|Zambia is one of Sub-Saharan Africa's most highly urbanized countries.
About one-half of the country's 10.2 million people are concentrated in a
few urban zones strung along the major transportation corridors, while
rural areas are underpopulated. Unemployment and underemployment are
serious. Per capita annual incomes are currently at about one-half their
levels at independence, and at $273, place the country among the world's
poorer nations. Social indicators continue to decline, particularly in
measurements of life expectancy at birth (about 37 years) and maternal and
infant mortality (114 per 1,000 live births). The high population growth
rate of 2.9% per annum makes it difficult for per capita income to
increase. The country's rate of economic growth cannot support rapid
population growth or the strain which HIV/AIDS related issues (i.e.,
rising medical costs, decline in worker production) places on government
The Chiluba government (1991-2001) came to power after democratic multiparty elections in November 1991, committed to an economic recovery program. The government was successful in some areas such as privatization of most of the parastatals, maintenance of positive real interest rates, the elimination of exchange controls and endorsement of free market principles. It remains to be seen whether the new Mwanawasa government will be more aggressive in implementing economic reform and undertaking further privatization. Telecommunications, electricity, and transport parastatals still need to be privatized before the economy can compete regionally and internationally. Furthermore, Zambia has yet to address effectively issues such as reducing the size of the public sector, which still represents 44% of total formal employment, and improving Zambia's social sector delivery systems.

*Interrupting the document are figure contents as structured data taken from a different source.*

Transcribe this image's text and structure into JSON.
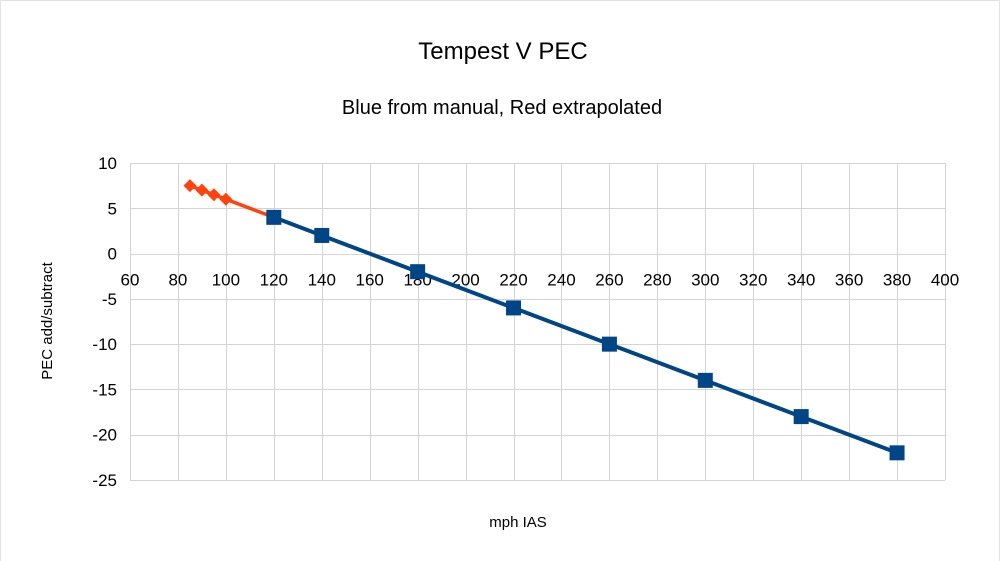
{
  "chart_data": {
    "type": "line",
    "title": "Tempest V PEC",
    "subtitle": "Blue from manual, Red extrapolated",
    "xlabel": "mph IAS",
    "ylabel": "PEC add/subtract",
    "xlim": [
      60,
      400
    ],
    "ylim": [
      -25,
      10
    ],
    "x_ticks": [
      60,
      80,
      100,
      120,
      140,
      160,
      180,
      200,
      220,
      240,
      260,
      280,
      300,
      320,
      340,
      360,
      380,
      400
    ],
    "y_ticks": [
      10,
      5,
      0,
      -5,
      -10,
      -15,
      -20,
      -25
    ],
    "grid": true,
    "legend": "none",
    "series": [
      {
        "name": "Extrapolated",
        "color": "#ff420e",
        "marker": "diamond",
        "x": [
          85,
          90,
          95,
          100,
          120
        ],
        "y": [
          7.5,
          7,
          6.5,
          6,
          4
        ]
      },
      {
        "name": "From manual",
        "color": "#004586",
        "marker": "square",
        "x": [
          120,
          140,
          180,
          220,
          260,
          300,
          340,
          380
        ],
        "y": [
          4,
          2,
          -2,
          -6,
          -10,
          -14,
          -18,
          -22
        ]
      }
    ]
  }
}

After the government privatized the giant parastatal mining company Zambian Consolidated Copper Mines (ZCCM), donors resumed balance-of-payment support. The final transfer of ZCCM's assets occurred on March 31, 2000. Although balance-of payment payments are not the answer to Zambia's long-term debt problems, it will in the short term provide the government some breathing room to implement further economic reforms. The GRZ has, however, spent much of its foreign exchange reserves to intervene in the exchange rate mechanism. To continue to do so, however, would jeopardize Zambia's debt relief. Zambia qualified for HIPC debt relief in 2000, contingent upon the country meeting certain performance criteria, and this should offer a long-term solution to Zambia's debt situation.
The Zambian economy has historically been based on the copper mining industry. Output of copper has fallen, however, to a 1990s low of 228,000 tonnes in 1998, continuing a 30-year decline in output due to lack of investment, and more recently, low copper prices and uncertainty over privatization. In 2001, the first full year of a privatized industry, Zambia recorded its first year of increased productivity since 1973. The future of the copper industry in Zambia was thrown into doubt in January 2002 by investors in Zambia's largest copper mines, who have yet to return the privatized assets to profitability.
Lack of balance-of-payment support has meant the Zambian Government has not had resources for capital investment, and has periodically had to issue bonds or otherwise expand the money supply to try to meet its spending and debt obligations. The GRZ continued these activities even after balance-of-payment support resumed. This has helped keep interest rates at levels that are too high for local business, fueled inflation, burdened the budget with domestic debt payments, while still falling short of meeting the public payroll and other needs, such as infrastructure rehabilitation. The government was forced to draw down foreign exchange reserves sharply in 1998 to meet foreign debt obligations, putting further pressure on the kwacha and inflation. Inflation held at 32% in 2000; consequently, the kwacha lost the same value against the dollar over the same period. In mid- to late 2001, Zambia's fiscal management became more conservative. As a result, 2001 year-end inflation was below 20%, its best result in decades.
The agriculture sector represented 20% GDP in 2000. Agriculture accounted for 85% of total employment (formal and informal) for 2000. Maize (corn) is the principal cash crop as well as the staple food. Other important crops include soybean, cotton, sugar, sunflower seeds, wheat, sorghum, millet, cassava, tobacco, and various vegetable and fruit crops. Floriculture is a growth sector, and agricultural nontraditional exports now rival the mining industry in foreign exchange receipts. Zambia has the potential for significantly increasing its agricultural output; currently, only 20% of its arable land is cultivated. In the past, the agriculture sector suffered from low producer prices, difficulties in availability and distribution of credit and inputs, and the shortage of foreign exchange.
There are, however, positive macroeconomic signs, rooted in reforms implemented in the early and mid-1990s. Zambia's floating exchange rate and open capital markets have provided useful discipline on the government, while at the same time allowing continued diversification of Zambia's export sector, growth in the tourist industry, and procurement of inputs for growing businesses. The copperbelt has experienced a significant revival as spin-off effects from the massive capital reinvestment are experienced.